Assim, quando o cordel ganha as páginas de um livro infantil e assume seu lugar na formação leitora das gerações seguintes, toda a sociedade se beneficia. Declamadores, editores, ilustradores e folheteiros, cada um tem seu lugar na propagação coletiva desse manifesto cultural. Afinal, uma história só ganha corpo quando é lida e compartilhada.
Na entrevista abaixo, a multiartista Mari Bigio conta a história desses lançamentos, e chama a atenção para a importância de ampliar o horizonte de leitura das crianças por meio de narrativas populares que estabelecem pontes com as origens de nossa cultura.
Os livros A bruxa do breu, A carta para o pirata, A sereia garbosa e Aliens, a lição têm em comum o fato de que são protagonizados por personagens conhecidos do imaginário popular. Mas, aqui, eles aparecem em versões contrárias aos padrões e às expectativas do outro, são personagens que não se ajustam e nem querem se ajustar. Podemos dizer que o fio condutor dessa coleção é a busca por uma voz/identidade própria? Como você conectou essas quatro histórias?
Mari Bigio – Sim! Essa busca é algo latente pra mim – e acho que pra muitas pessoas. Passei boa parte da vida tentando me encaixar em certos padrões, aos quais eu simplesmente não pertencia, é doloroso. Mas quando a gente se dá conta de que somos muito mais que um rótulo, é libertador! Parece complexo para as crianças entenderem? De jeito nenhum! Na infância, a gente já começa a perceber nossos gostos, nosso jeito de ser. E o mundo ao redor, logo cedo, já trata de querer nos moldar ao tal "padrão".

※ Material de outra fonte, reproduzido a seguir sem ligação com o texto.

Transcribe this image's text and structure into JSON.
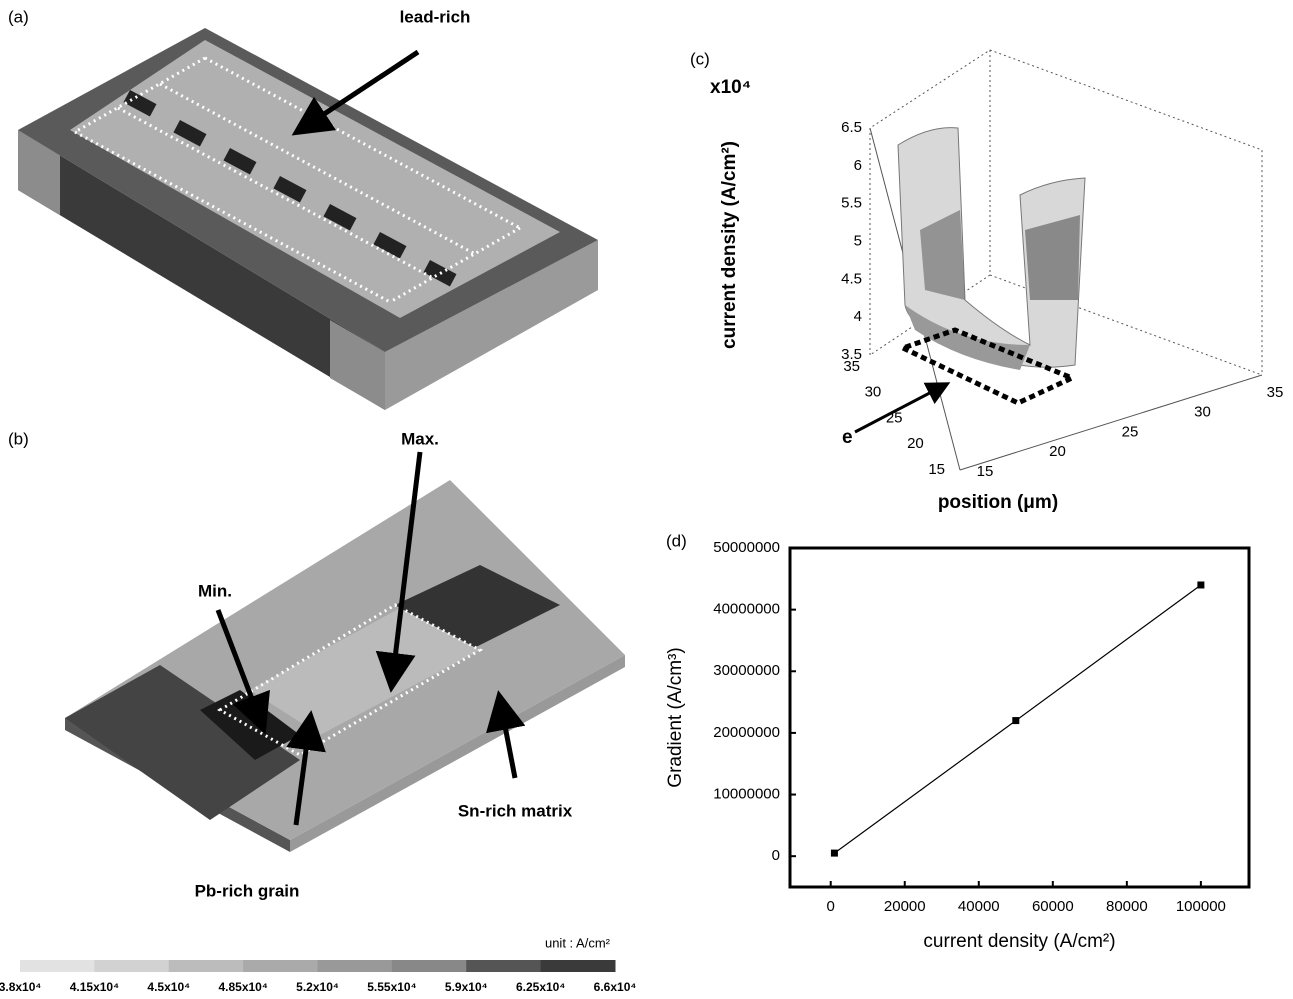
{
  "panels": {
    "a": {
      "label": "(a)",
      "annotation": "lead-rich"
    },
    "b": {
      "label": "(b)",
      "annotations": {
        "max": "Max.",
        "min": "Min.",
        "matrix": "Sn-rich matrix",
        "grain": "Pb-rich grain"
      }
    },
    "c": {
      "label": "(c)",
      "multiplier": "x10⁴",
      "zlabel": "current density (A/cm²)",
      "xlabel": "position (μm)",
      "marker": "e",
      "zticks": [
        3.5,
        4,
        4.5,
        5,
        5.5,
        6,
        6.5
      ],
      "depth_ticks": [
        35,
        30,
        25,
        20,
        15
      ],
      "width_ticks": [
        15,
        20,
        25,
        30,
        35
      ]
    },
    "d": {
      "label": "(d)"
    }
  },
  "colorbar": {
    "unit": "unit : A/cm²",
    "labels": [
      "3.8x10⁴",
      "4.15x10⁴",
      "4.5x10⁴",
      "4.85x10⁴",
      "5.2x10⁴",
      "5.55x10⁴",
      "5.9x10⁴",
      "6.25x10⁴",
      "6.6x10⁴"
    ]
  },
  "chart_data": {
    "type": "line",
    "xlabel": "current density (A/cm²)",
    "ylabel": "Gradient (A/cm³)",
    "x": [
      1000,
      50000,
      100000
    ],
    "values": [
      500000,
      22000000,
      44000000
    ],
    "color": "#000000",
    "xlim": [
      -11000,
      113000
    ],
    "ylim": [
      -5000000,
      50000000
    ],
    "xticks": [
      0,
      20000,
      40000,
      60000,
      80000,
      100000
    ],
    "yticks": [
      0,
      10000000,
      20000000,
      30000000,
      40000000,
      50000000
    ]
  }
}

É na infância que a gente já pode começar a promover rupturas. Criança é livre, tem que ser. (Mari Bigio, cordelista e musicista)

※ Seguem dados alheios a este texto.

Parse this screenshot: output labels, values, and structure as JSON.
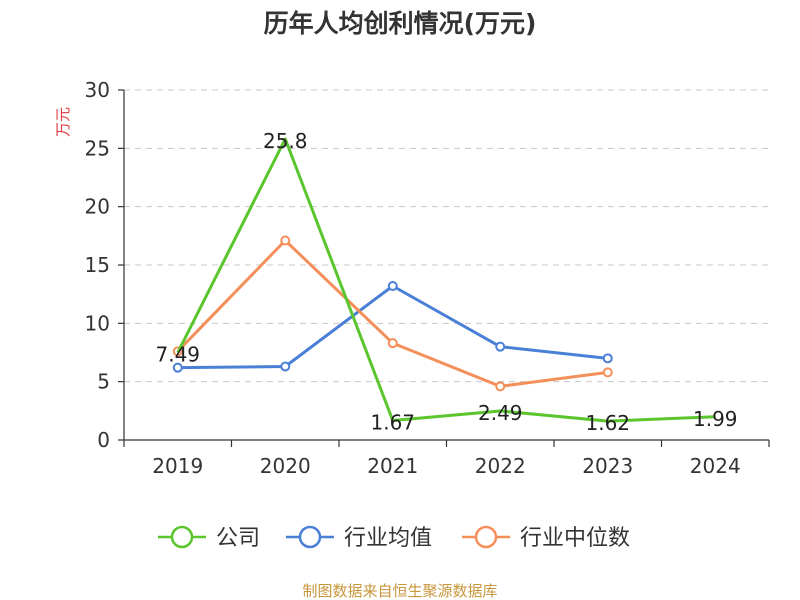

Os quatro arquétipos que escolhi (a bruxa, a sereia, o pirata e os alienígenas) são seres fantásticos, mas que traduzem, em muitas histórias, o comportamento humano. A fantasia é o território mais fértil para o diálogo com as crianças, e cada um desses personagens convoca-nos, de forma lúdica, a pensar sobre esses comportamentos. No pântano, numa galáxia distante, na superfície do mar ou metros e metros abaixo dela, seja qual for o cenário, a jornada desses personagens não almeja a salvação, a vitória por meio de batalhas, ou um grande amor. É uma jornada em busca de afirmação, respeito, em busca do seu lugar no mundo – e até no universo.
O texto desses livros é repleto de referências para os adultos reconhecerem e se divertirem junto com a criança. Como você vê a questão do rótulo na literatura infantil? Adultos também podem ser a audiência de um livro chamado “infantil” ou juvenil?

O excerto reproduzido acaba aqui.